Thankfully not everyone is like that, I've always seen some incredibly sefless gestures too. I suppose tough times always bring out the true nature of people. Assholes will be assholes or something
 
I think that strain means the it has differences in physical make up (phenotype) from other strains e.g. the antigen is different which isn't necessarily correlated to the degree of genome variation i.e. genetic variation alone isn't enough, there needs to be a physical differences for it to be called a new strain. Which may mean that strain = Individuum. I'm still not 100% clear if there are more than 1 strain of SARS-CoV-2 or if the variations being called strains are in fact genetic differences but not with enough phenotype differences to be a new strain.
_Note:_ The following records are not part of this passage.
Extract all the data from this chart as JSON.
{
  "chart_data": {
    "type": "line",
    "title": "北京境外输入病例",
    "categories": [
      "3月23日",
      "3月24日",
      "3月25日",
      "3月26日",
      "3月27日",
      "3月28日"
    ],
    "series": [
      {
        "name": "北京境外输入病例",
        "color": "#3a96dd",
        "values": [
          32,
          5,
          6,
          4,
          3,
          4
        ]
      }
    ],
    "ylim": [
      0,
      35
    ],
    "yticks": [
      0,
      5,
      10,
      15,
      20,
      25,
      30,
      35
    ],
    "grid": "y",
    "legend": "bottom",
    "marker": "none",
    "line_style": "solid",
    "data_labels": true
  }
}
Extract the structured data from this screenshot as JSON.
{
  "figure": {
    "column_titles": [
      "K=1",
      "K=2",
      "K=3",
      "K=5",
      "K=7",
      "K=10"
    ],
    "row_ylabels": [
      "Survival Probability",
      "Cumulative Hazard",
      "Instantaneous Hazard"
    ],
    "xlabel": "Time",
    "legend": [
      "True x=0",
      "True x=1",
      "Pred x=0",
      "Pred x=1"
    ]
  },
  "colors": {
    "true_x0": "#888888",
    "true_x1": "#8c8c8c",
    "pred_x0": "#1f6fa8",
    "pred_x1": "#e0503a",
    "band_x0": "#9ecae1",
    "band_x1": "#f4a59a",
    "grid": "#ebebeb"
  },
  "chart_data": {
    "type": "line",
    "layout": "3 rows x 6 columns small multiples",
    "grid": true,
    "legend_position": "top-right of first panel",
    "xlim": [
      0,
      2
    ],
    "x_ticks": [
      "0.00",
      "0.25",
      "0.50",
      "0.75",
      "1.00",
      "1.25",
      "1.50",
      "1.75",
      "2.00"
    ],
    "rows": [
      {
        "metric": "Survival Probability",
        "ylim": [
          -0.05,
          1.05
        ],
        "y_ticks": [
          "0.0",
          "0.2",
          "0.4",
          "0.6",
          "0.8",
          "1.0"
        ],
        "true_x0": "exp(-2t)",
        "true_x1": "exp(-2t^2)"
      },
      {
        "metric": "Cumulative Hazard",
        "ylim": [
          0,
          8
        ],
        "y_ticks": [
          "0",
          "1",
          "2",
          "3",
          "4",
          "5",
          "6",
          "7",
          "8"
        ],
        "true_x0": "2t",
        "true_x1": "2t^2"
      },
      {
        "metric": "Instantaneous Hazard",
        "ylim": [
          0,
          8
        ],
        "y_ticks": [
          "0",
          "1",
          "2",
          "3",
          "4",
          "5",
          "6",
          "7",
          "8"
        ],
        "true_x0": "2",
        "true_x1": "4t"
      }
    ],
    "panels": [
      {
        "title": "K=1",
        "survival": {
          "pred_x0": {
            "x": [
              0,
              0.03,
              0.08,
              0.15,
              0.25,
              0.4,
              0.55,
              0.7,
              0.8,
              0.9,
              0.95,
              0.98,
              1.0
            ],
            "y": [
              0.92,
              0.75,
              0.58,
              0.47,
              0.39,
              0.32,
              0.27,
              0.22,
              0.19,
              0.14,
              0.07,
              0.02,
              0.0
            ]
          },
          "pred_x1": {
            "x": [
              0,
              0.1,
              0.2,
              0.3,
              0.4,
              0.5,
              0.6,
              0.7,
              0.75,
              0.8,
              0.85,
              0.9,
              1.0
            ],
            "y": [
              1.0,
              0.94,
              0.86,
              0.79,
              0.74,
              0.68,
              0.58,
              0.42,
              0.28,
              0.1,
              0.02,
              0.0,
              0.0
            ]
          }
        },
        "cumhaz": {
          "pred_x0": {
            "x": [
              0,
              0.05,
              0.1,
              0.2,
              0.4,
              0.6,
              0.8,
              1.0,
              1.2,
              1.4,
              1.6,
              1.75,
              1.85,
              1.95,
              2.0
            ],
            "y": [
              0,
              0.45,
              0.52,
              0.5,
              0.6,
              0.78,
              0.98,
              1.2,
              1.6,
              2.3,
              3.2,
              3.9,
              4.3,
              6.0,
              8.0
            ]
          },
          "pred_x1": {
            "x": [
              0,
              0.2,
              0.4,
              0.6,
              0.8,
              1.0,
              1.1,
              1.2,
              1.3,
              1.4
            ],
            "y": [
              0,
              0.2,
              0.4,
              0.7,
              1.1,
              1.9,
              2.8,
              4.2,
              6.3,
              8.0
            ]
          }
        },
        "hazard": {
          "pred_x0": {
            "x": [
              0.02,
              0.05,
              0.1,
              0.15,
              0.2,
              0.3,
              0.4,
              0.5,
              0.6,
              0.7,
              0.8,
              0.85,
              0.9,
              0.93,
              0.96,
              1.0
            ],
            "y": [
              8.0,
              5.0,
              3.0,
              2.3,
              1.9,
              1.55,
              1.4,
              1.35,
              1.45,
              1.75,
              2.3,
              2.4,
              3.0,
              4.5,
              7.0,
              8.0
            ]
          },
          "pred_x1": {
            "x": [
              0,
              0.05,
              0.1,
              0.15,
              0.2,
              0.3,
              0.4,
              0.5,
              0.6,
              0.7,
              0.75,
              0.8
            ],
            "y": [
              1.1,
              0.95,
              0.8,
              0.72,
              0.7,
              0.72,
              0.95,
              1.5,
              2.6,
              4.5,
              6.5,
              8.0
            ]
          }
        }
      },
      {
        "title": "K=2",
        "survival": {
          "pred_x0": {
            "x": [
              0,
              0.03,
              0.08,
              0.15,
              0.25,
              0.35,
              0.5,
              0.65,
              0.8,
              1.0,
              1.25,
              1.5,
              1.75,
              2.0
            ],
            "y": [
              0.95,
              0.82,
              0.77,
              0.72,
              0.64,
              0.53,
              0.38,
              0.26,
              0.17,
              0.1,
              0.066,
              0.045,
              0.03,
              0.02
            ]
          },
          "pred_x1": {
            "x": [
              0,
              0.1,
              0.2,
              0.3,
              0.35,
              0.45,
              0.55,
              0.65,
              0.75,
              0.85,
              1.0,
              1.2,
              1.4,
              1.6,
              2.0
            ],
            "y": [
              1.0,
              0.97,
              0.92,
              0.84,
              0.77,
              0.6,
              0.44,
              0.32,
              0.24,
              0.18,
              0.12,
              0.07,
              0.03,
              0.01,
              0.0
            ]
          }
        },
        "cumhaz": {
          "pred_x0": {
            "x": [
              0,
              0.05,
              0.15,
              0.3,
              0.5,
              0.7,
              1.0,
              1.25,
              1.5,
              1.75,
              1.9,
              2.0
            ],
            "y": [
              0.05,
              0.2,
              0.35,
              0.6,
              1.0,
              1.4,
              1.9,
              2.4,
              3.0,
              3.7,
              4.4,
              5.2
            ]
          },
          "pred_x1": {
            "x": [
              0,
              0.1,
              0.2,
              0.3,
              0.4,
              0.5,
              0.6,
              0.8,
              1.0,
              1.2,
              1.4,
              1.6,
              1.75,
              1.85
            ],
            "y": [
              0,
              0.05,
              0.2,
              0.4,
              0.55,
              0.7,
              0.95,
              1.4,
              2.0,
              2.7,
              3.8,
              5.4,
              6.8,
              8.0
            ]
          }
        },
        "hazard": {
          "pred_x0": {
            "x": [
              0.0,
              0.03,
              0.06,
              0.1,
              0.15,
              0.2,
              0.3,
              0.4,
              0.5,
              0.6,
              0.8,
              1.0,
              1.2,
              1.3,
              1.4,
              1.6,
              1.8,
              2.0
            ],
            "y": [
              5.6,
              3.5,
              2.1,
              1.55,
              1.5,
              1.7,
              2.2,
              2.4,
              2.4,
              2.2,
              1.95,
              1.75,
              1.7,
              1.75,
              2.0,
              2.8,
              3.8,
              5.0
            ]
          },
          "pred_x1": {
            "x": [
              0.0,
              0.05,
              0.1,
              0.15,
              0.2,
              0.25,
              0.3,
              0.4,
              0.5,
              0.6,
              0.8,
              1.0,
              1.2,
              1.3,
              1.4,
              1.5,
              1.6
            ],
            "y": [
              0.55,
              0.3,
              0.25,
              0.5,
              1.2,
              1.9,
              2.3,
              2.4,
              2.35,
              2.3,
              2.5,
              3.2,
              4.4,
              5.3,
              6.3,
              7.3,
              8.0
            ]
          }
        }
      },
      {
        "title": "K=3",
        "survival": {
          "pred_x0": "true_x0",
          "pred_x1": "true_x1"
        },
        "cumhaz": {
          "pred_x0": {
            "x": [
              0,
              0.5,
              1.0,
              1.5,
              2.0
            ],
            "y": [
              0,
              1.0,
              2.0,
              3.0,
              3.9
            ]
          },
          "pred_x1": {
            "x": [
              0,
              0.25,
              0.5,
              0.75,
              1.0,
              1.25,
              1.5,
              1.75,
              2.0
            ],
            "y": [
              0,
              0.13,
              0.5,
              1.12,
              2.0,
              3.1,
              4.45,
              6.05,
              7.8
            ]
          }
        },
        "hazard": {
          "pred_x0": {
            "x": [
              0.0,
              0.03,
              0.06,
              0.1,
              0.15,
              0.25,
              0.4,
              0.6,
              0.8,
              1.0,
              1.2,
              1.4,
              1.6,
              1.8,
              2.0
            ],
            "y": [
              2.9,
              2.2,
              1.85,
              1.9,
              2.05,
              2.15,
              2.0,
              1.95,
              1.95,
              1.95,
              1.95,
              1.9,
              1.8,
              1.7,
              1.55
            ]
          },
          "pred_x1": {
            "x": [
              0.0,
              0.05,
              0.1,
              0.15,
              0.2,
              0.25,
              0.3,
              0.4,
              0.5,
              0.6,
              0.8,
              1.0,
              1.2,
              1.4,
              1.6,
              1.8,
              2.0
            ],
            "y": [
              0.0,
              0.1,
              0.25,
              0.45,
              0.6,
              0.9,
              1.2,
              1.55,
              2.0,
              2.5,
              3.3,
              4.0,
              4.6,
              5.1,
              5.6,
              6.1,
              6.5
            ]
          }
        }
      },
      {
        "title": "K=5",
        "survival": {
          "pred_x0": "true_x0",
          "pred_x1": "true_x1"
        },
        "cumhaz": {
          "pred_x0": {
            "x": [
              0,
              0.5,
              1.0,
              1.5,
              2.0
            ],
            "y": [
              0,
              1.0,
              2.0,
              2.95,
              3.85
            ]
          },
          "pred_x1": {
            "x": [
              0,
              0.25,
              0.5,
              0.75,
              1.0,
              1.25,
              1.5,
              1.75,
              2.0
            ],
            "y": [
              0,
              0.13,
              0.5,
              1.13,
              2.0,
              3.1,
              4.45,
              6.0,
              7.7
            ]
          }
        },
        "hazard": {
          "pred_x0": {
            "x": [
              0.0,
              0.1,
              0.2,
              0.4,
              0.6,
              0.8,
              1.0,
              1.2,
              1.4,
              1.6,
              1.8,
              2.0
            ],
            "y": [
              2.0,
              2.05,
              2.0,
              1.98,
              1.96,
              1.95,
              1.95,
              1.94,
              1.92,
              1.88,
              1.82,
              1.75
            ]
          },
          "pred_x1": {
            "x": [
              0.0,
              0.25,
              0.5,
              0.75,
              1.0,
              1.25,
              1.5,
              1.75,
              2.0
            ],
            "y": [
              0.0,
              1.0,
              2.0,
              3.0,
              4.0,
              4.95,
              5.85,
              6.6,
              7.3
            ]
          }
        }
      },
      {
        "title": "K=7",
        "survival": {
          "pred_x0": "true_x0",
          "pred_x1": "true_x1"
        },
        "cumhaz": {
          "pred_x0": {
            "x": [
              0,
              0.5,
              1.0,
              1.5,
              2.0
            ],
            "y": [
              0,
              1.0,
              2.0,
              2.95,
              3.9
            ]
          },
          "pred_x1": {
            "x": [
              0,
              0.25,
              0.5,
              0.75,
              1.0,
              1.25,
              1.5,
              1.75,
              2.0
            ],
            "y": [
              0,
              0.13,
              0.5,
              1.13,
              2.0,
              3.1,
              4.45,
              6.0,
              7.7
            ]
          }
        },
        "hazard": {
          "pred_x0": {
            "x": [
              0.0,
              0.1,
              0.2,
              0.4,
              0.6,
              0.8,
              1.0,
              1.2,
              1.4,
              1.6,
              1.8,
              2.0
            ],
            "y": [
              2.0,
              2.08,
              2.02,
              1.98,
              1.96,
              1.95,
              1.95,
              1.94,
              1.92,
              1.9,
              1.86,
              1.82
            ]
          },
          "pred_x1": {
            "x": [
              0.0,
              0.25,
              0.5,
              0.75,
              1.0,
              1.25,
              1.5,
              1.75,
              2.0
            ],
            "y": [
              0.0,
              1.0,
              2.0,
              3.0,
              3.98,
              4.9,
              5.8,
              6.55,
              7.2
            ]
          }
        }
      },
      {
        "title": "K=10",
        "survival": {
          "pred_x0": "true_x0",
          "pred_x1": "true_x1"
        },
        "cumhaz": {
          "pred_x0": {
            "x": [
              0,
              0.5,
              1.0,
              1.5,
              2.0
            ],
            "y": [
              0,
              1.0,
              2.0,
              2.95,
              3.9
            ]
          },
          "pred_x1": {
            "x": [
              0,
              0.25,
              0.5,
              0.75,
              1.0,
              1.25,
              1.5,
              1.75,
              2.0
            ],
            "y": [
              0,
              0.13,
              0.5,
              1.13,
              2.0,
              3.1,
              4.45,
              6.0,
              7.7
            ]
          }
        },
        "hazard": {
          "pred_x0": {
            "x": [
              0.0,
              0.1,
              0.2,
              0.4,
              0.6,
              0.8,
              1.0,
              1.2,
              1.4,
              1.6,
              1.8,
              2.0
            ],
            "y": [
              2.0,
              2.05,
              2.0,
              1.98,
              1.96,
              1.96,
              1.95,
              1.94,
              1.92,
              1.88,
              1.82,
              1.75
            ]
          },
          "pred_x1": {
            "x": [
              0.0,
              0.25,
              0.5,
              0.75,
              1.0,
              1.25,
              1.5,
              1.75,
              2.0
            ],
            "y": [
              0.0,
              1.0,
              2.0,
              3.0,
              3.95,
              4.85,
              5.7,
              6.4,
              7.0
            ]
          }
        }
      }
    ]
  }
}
https://www.ncbi.nlm.nih.gov/pmc/articles/PMC3535543/

"a (natural) virus strain is a “variant of a given virus that is recognizable because it possesses some unique phenotypic characteristics that remain stable under natural conditions” [emphasis added by the authors]. Such “unique phenotypic characteristics” are biological properties different from the compared reference virus, such as unique antigenic properties, host range or the signs of disease it causes. Importantly, as Van Regenmortel points out, a virus variant with a simple “difference in genome sequence…is not given the status of a separate strain since there is no recognizable distinct viral phenotype”
 
What is bothering me most about this, is the fact that for many viruses we never manage to develop a working and lasting vaccine. Like HIV, Ebola etc. So maybe mutation like Spanish Flu to H1N1 or something might be what lets us return to normal. Hoping for a vaccine but more and more "experts" are saying in media that one can not guarantee that we will succeed with that, so getting skeptical. Good that we have internet in these times though :lol:
 
So what's going on in Sweden then?

On the one hand I see this:



On the other hand I see this:



I note that a country like Belgium which locked down early has more deaths than Sweden but I also note that Belgium include nursing home and non-hospital deaths in their figures, with hospital deaths making up less than half their total, so I'm not sure what the figures in Sweden represent exactly.